The main agent collects results only when an agent explicitly messages back (here, the planner reports completion). Everything else is invisible to it. Implementations vary in how cross-agent addressing works: hierarchical paths (/root/planner to /root/implementer), file-based mailboxes, or IPC protocols.
When to use this: Large tasks where the coordination logic exceeds what a single agent can manage step-by-step.

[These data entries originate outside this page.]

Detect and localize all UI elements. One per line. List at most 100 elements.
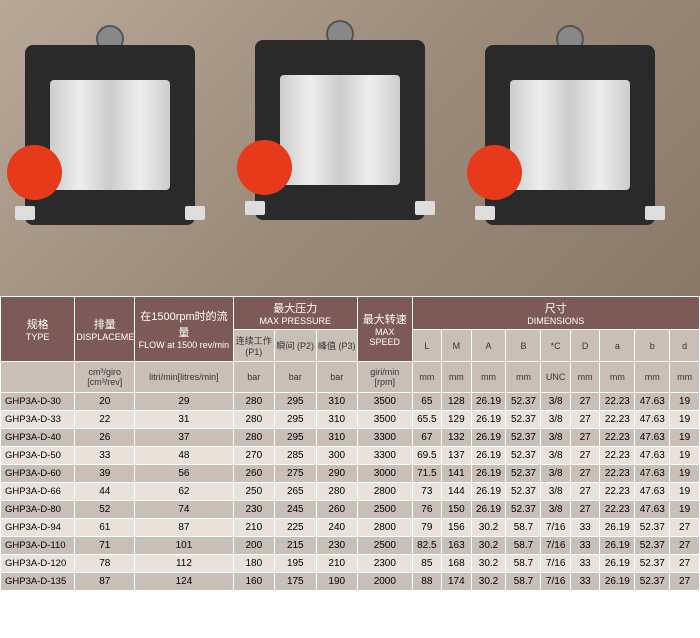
hdr-type: 规格TYPE	[1, 297, 75, 362]
sub-p1: 连续工作(P1)	[233, 330, 274, 362]
cell-A: 30.2	[471, 537, 506, 555]
cell-A: 26.19	[471, 411, 506, 429]
sub-b: b	[635, 330, 670, 362]
unit-flow: litri/min[litres/min]	[135, 362, 233, 393]
cell-type: GHP3A-D-33	[1, 411, 75, 429]
cell-disp: 44	[75, 483, 135, 501]
cell-B: 52.37	[506, 465, 541, 483]
unit-C: UNC	[541, 362, 570, 393]
cell-C: 3/8	[541, 501, 570, 519]
cell-C: 3/8	[541, 447, 570, 465]
table-row: GHP3A-D-94618721022524028007915630.258.7…	[1, 519, 700, 537]
cell-d: 19	[670, 411, 700, 429]
cell-A: 30.2	[471, 573, 506, 591]
cell-type: GHP3A-D-50	[1, 447, 75, 465]
cell-L: 85	[412, 555, 441, 573]
cell-flow: 124	[135, 573, 233, 591]
cell-C: 3/8	[541, 393, 570, 411]
cell-C: 7/16	[541, 555, 570, 573]
cell-A: 26.19	[471, 501, 506, 519]
cell-a: 22.23	[600, 429, 635, 447]
cell-d: 27	[670, 573, 700, 591]
cell-p2: 295	[275, 393, 316, 411]
hdr-dims: 尺寸DIMENSIONS	[412, 297, 699, 330]
cell-d: 19	[670, 429, 700, 447]
cell-disp: 61	[75, 519, 135, 537]
cell-d: 27	[670, 519, 700, 537]
cell-p2: 195	[275, 555, 316, 573]
cell-b: 52.37	[635, 555, 670, 573]
cell-type: GHP3A-D-80	[1, 501, 75, 519]
cell-p1: 270	[233, 447, 274, 465]
cell-d: 19	[670, 483, 700, 501]
cell-p2: 225	[275, 519, 316, 537]
cell-D: 27	[570, 447, 599, 465]
sub-C: *C	[541, 330, 570, 362]
cell-D: 27	[570, 483, 599, 501]
cell-b: 47.63	[635, 429, 670, 447]
cell-B: 58.7	[506, 555, 541, 573]
cell-spd: 3500	[358, 411, 413, 429]
cell-p1: 160	[233, 573, 274, 591]
cell-flow: 101	[135, 537, 233, 555]
table-row: GHP3A-D-332231280295310350065.512926.195…	[1, 411, 700, 429]
cell-p1: 260	[233, 465, 274, 483]
cell-b: 47.63	[635, 501, 670, 519]
cell-disp: 87	[75, 573, 135, 591]
cell-disp: 71	[75, 537, 135, 555]
table-row: GHP3A-D-40263728029531033006713226.1952.…	[1, 429, 700, 447]
pump-image	[15, 25, 205, 235]
table-row: GHP3A-D-503348270285300330069.513726.195…	[1, 447, 700, 465]
table-row: GHP3A-D-30202928029531035006512826.1952.…	[1, 393, 700, 411]
cell-p2: 285	[275, 447, 316, 465]
cell-D: 27	[570, 429, 599, 447]
cell-p3: 300	[316, 447, 357, 465]
cell-L: 79	[412, 519, 441, 537]
cell-M: 144	[442, 483, 471, 501]
cell-B: 58.7	[506, 537, 541, 555]
cell-p1: 210	[233, 519, 274, 537]
cell-p3: 310	[316, 429, 357, 447]
cell-M: 150	[442, 501, 471, 519]
unit-L: mm	[412, 362, 441, 393]
sub-p2: 瞬间 (P2)	[275, 330, 316, 362]
cell-p1: 230	[233, 501, 274, 519]
sub-a: a	[600, 330, 635, 362]
product-photo	[0, 0, 700, 296]
cell-flow: 56	[135, 465, 233, 483]
unit-d: mm	[670, 362, 700, 393]
cell-d: 27	[670, 537, 700, 555]
cell-p3: 240	[316, 519, 357, 537]
cell-disp: 20	[75, 393, 135, 411]
cell-C: 3/8	[541, 411, 570, 429]
cell-M: 128	[442, 393, 471, 411]
cell-D: 27	[570, 501, 599, 519]
cell-d: 19	[670, 501, 700, 519]
unit-blank	[1, 362, 75, 393]
cell-p3: 280	[316, 483, 357, 501]
cell-A: 30.2	[471, 519, 506, 537]
cell-type: GHP3A-D-30	[1, 393, 75, 411]
cell-flow: 29	[135, 393, 233, 411]
cell-C: 3/8	[541, 429, 570, 447]
sub-p3: 峰值 (P3)	[316, 330, 357, 362]
cell-M: 156	[442, 519, 471, 537]
cell-D: 27	[570, 465, 599, 483]
cell-flow: 74	[135, 501, 233, 519]
cell-C: 3/8	[541, 483, 570, 501]
cell-C: 7/16	[541, 519, 570, 537]
cell-p3: 310	[316, 393, 357, 411]
cell-b: 47.63	[635, 465, 670, 483]
cell-M: 137	[442, 447, 471, 465]
cell-p2: 275	[275, 465, 316, 483]
cell-C: 3/8	[541, 465, 570, 483]
cell-p3: 260	[316, 501, 357, 519]
table-row: GHP3A-D-66446225026528028007314426.1952.…	[1, 483, 700, 501]
cell-b: 52.37	[635, 573, 670, 591]
cell-D: 27	[570, 393, 599, 411]
cell-B: 58.7	[506, 573, 541, 591]
cell-D: 33	[570, 519, 599, 537]
cell-L: 76	[412, 501, 441, 519]
cell-L: 71.5	[412, 465, 441, 483]
cell-disp: 22	[75, 411, 135, 429]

Limitations: Every agent in the team needs frontier-class model capabilities, not just the main agent. Each team member must independently decide when to message teammates, what to include, and when to report back. Models can message the wrong agent, forget to report completion, or get stuck in loops. Beyond model capability, there are infrastructure challenges: cycle detection (A waits on B, B waits on A), conflict resolution (two agents edit the same file), and shutdown coordination. Debugging is hard because message chains between agents are difficult to trace and failures cascade.
Choosing a Pattern
| Pattern | Tools | Main Agent Role | Agent Lifetime |
|---|---|---|---|
| Inline Tool | call_agent | Caller | Single task |
| Fan-Out | spawn_agent, wait_agent | Dispatcher | Single task |
| Agent Pool | spawn, send, wait, list, kill | Coordinator | Multi-turn |
| Teams | All above + cross-agent send_message | Supervisor | Persistent |
Start with Pattern 1. Most tasks that feel like they need a multi-agent system work fine with a well-prompted inline tool call. Move to Pattern 2 for genuinely independent parallel work. Move to Pattern 3 when agents need to collaborate across multiple steps. Pattern 4 is for when coordination logic exceeds what a single agent can manage.

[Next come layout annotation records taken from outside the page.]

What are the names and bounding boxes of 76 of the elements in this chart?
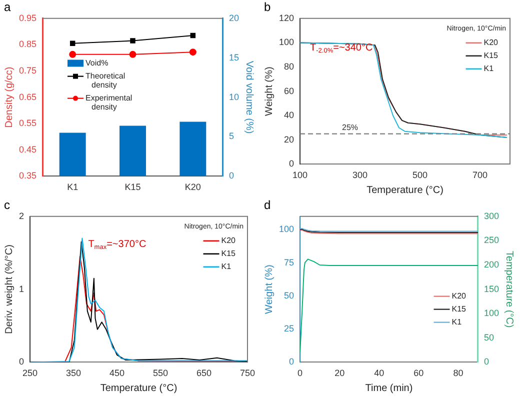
- x-tick-label: 250: [22, 368, 38, 378]
- x-tick-label: 550: [152, 368, 168, 378]
- y-tick-label: 25: [284, 324, 294, 334]
- chart-title: a: [4, 0, 11, 14]
- x-tick-label: 300: [352, 170, 368, 180]
- x-tick-label: 700: [472, 170, 488, 180]
- y-tick-label: 0.35: [18, 170, 37, 181]
- y2-tick-label: 5: [228, 131, 234, 142]
- x-axis-title: Time (min): [365, 382, 413, 394]
- x-tick-label: 80: [453, 368, 464, 378]
- y-tick-label: 80: [284, 61, 294, 72]
- y2-tick-label: 200: [484, 259, 500, 270]
- x-tick-label: K1: [67, 182, 78, 192]
- y2-axis-title: Void volume (%): [243, 60, 254, 134]
- y2-tick-label: 10: [228, 92, 240, 102]
- y2-tick-label: 15: [228, 52, 240, 62]
- x-tick-label: 450: [109, 368, 125, 378]
- legend-label: K20: [452, 292, 467, 301]
- y-tick-label: 0: [289, 356, 294, 367]
- legend-label: K15: [484, 51, 499, 60]
- y-tick-label: 100: [278, 37, 294, 48]
- y-tick-label: 0.65: [18, 92, 37, 102]
- y-axis-title: Density (g/cc): [4, 66, 15, 128]
- legend-label: Theoretical density: [86, 72, 126, 90]
- y2-tick-label: 50: [484, 332, 494, 342]
- y-tick-label: 40: [284, 110, 294, 120]
- x-tick-label: 350: [66, 368, 82, 378]
- ref-line-label: 25%: [342, 123, 358, 132]
- y-tick-label: 1: [18, 284, 24, 294]
- y-axis-title: Weight (%): [264, 264, 275, 314]
- y2-tick-label: 150: [484, 284, 500, 294]
- x-tick-label: 500: [412, 170, 428, 180]
- y2-tick-label: 0: [484, 356, 489, 367]
- legend-label: K1: [221, 262, 232, 272]
- x-tick-label: 40: [374, 368, 384, 378]
- y-tick-label: 2: [18, 210, 24, 221]
- legend-label: K1: [484, 64, 494, 74]
- y-tick-label: 0: [289, 158, 294, 169]
- legend-label: K1: [452, 318, 462, 327]
- y-tick-label: 0.95: [18, 12, 37, 23]
- x-axis-title: Temperature (°C): [100, 382, 178, 394]
- y-axis-title: Weight (%): [264, 66, 275, 116]
- legend-label: K20: [221, 236, 236, 246]
- y2-tick-label: 20: [228, 12, 240, 23]
- x-tick-label: 60: [414, 368, 424, 378]
- y-tick-label: 0.75: [18, 65, 37, 76]
- chart-title: b: [264, 0, 271, 14]
- y2-tick-label: 250: [484, 235, 500, 246]
- x-tick-label: K15: [124, 182, 141, 192]
- x-tick-label: 750: [240, 368, 256, 378]
- legend-label: K20: [484, 38, 499, 48]
- x-tick-label: 0: [298, 368, 303, 378]
- y-tick-label: 100: [278, 224, 294, 234]
- y-tick-label: 50: [284, 290, 294, 300]
- legend-label: Void%: [86, 58, 108, 68]
- x-tick-label: 650: [196, 368, 212, 378]
- y-tick-label: 75: [284, 257, 294, 268]
- y2-tick-label: 300: [484, 210, 500, 221]
- y-tick-label: 0: [18, 356, 24, 367]
- y-tick-label: 60: [284, 86, 294, 96]
- y-tick-label: 20: [284, 134, 294, 144]
- y2-tick-label: 100: [484, 308, 500, 318]
- y-tick-label: 0.55: [18, 118, 37, 128]
- x-axis-title: Temperature (°C): [366, 184, 444, 196]
- legend-label: K15: [221, 249, 236, 258]
- y-axis-title: Deriv. weight (%/°C): [4, 244, 15, 334]
- y2-axis-title: Temperature (°C): [503, 250, 514, 328]
- y-tick-label: 0.45: [18, 144, 37, 154]
- chart-title: d: [264, 198, 271, 212]
- chart-title: c: [4, 198, 10, 212]
- legend-label: Experimental density: [86, 94, 132, 112]
- y-tick-label: 0.85: [18, 39, 37, 50]
- x-tick-label: K20: [184, 182, 201, 192]
- x-tick-label: 20: [334, 368, 345, 378]
- y-tick-label: 120: [278, 12, 294, 23]
- legend-label: K15: [452, 304, 467, 314]
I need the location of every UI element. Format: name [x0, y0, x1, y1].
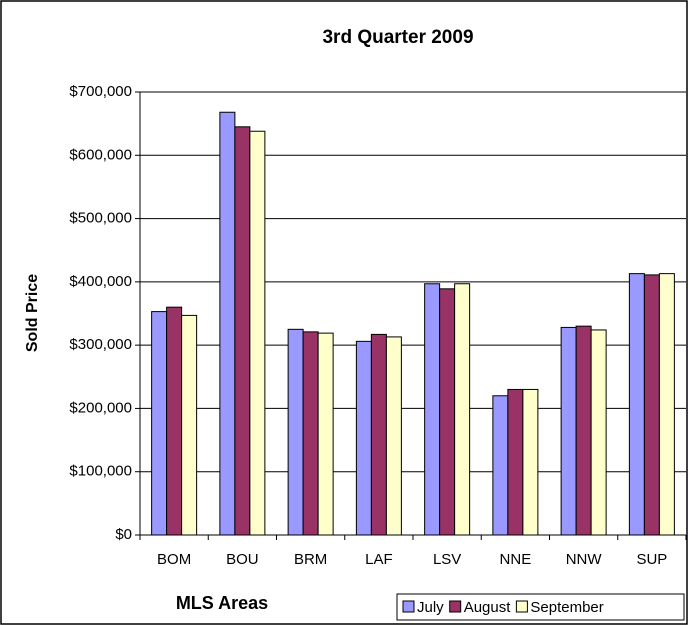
y-tick-label: $200,000 [69, 399, 132, 416]
legend-swatch [449, 600, 462, 613]
x-tick-label: LAF [365, 551, 393, 568]
bar [181, 314, 198, 536]
bar [302, 331, 319, 536]
y-tick-label: $100,000 [69, 463, 132, 480]
bar [385, 336, 402, 536]
x-tick-label: SUP [636, 551, 667, 568]
bar [628, 273, 645, 536]
bar [249, 130, 266, 536]
y-tick-label: $500,000 [69, 210, 132, 227]
y-tick-label: $300,000 [69, 336, 132, 353]
x-axis-label: MLS Areas [176, 593, 268, 613]
bar [166, 306, 183, 536]
bar [355, 340, 372, 536]
bar [643, 274, 660, 536]
y-tick-label: $400,000 [69, 273, 132, 290]
bar [151, 311, 168, 536]
bar [317, 332, 334, 536]
y-axis-label: Sold Price [24, 274, 41, 352]
bar [454, 283, 471, 536]
bar [219, 111, 236, 536]
bar [658, 273, 675, 536]
legend-label: July [417, 599, 444, 616]
bar [287, 328, 304, 536]
legend-swatch [515, 600, 528, 613]
bar [522, 388, 539, 536]
bar [439, 288, 456, 536]
bar [234, 126, 251, 536]
x-tick-label: BRM [294, 551, 327, 568]
x-tick-label: BOU [226, 551, 259, 568]
legend-label: August [464, 599, 512, 616]
x-tick-label: NNW [566, 551, 603, 568]
bar [424, 283, 441, 536]
legend-swatch [402, 600, 415, 613]
x-tick-label: NNE [500, 551, 532, 568]
bar [590, 329, 607, 536]
bar [370, 333, 387, 536]
bar [492, 395, 509, 536]
chart-title: 3rd Quarter 2009 [322, 27, 473, 48]
y-tick-label: $600,000 [69, 146, 132, 163]
y-tick-label: $0 [115, 526, 132, 543]
bar [507, 388, 524, 536]
x-tick-label: BOM [157, 551, 191, 568]
y-tick-label: $700,000 [69, 83, 132, 100]
legend-box [396, 593, 685, 621]
bar [560, 326, 577, 536]
bar [575, 325, 592, 536]
x-tick-label: LSV [433, 551, 461, 568]
legend-label: September [530, 599, 603, 616]
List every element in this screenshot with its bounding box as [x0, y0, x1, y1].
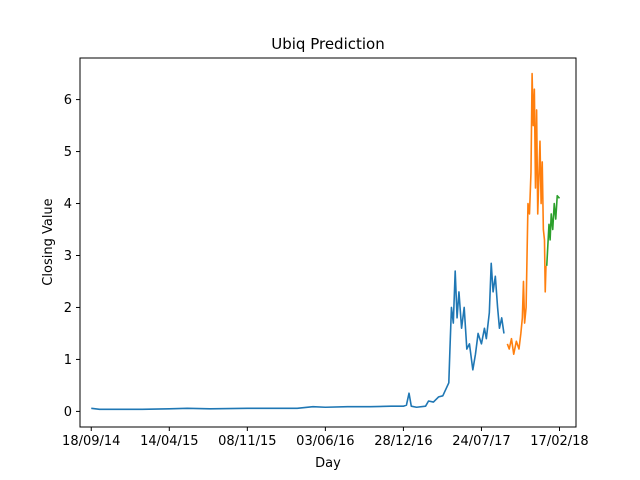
series-line-2: [506, 72, 547, 356]
y-tick-label: 5: [64, 145, 72, 160]
y-tick-label: 0: [64, 405, 72, 420]
x-axis-ticks: 18/09/14 14/04/15 08/11/15 03/06/16 28/12/16…: [62, 427, 589, 449]
x-tick-label: 28/12/16: [374, 434, 432, 449]
y-tick-label: 2: [64, 301, 72, 316]
x-tick-label: 18/09/14: [62, 434, 120, 449]
plot-frame: [79, 57, 577, 428]
x-tick-label: 14/04/15: [140, 434, 198, 449]
y-axis-label: Closing Value: [41, 198, 56, 285]
chart-title: Ubiq Prediction: [271, 35, 384, 53]
x-tick-label: 03/06/16: [296, 434, 354, 449]
series-line-3: [545, 194, 561, 266]
x-tick-label: 08/11/15: [218, 434, 276, 449]
series-line-1: [91, 262, 505, 411]
x-tick-label: 24/07/17: [452, 434, 510, 449]
x-axis-label: Day: [315, 456, 341, 471]
y-tick-label: 3: [64, 249, 72, 264]
y-axis-ticks: 0 1 2 3 4 5 6: [64, 93, 80, 420]
y-tick-label: 1: [64, 353, 72, 368]
series-layer: [91, 72, 561, 411]
plot-background: [80, 58, 576, 427]
x-tick-label: 17/02/18: [530, 434, 588, 449]
y-tick-label: 6: [64, 93, 72, 108]
y-tick-label: 4: [64, 197, 72, 212]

Each step up requires a more capable model. Pattern 1 works with any model that can call tools. Pattern 2 needs a model that reasons about when to wait. Pattern 3 needs a model that tracks multi-agent state across turns. Pattern 4 needs frontier models for every agent. With a smaller or cheaper model, stay with Pattern 1 or 2.
Result collection also changes across patterns. Pattern 1 returns results inline as a tool response. Pattern 2 batches results via wait_agent. Pattern 3 delivers results incrementally. Pattern 4 surfaces only what agents explicitly report back; everything else stays inside inter-agent conversations.
For patterns 2-4, spawn_agent always returns immediately and wait_agent collects results when the model decides to call it. The framework provides the tools. The model controls the orchestration. A task that takes 4 coordinated agents today may be solvable by a single agent with a better model tomorrow.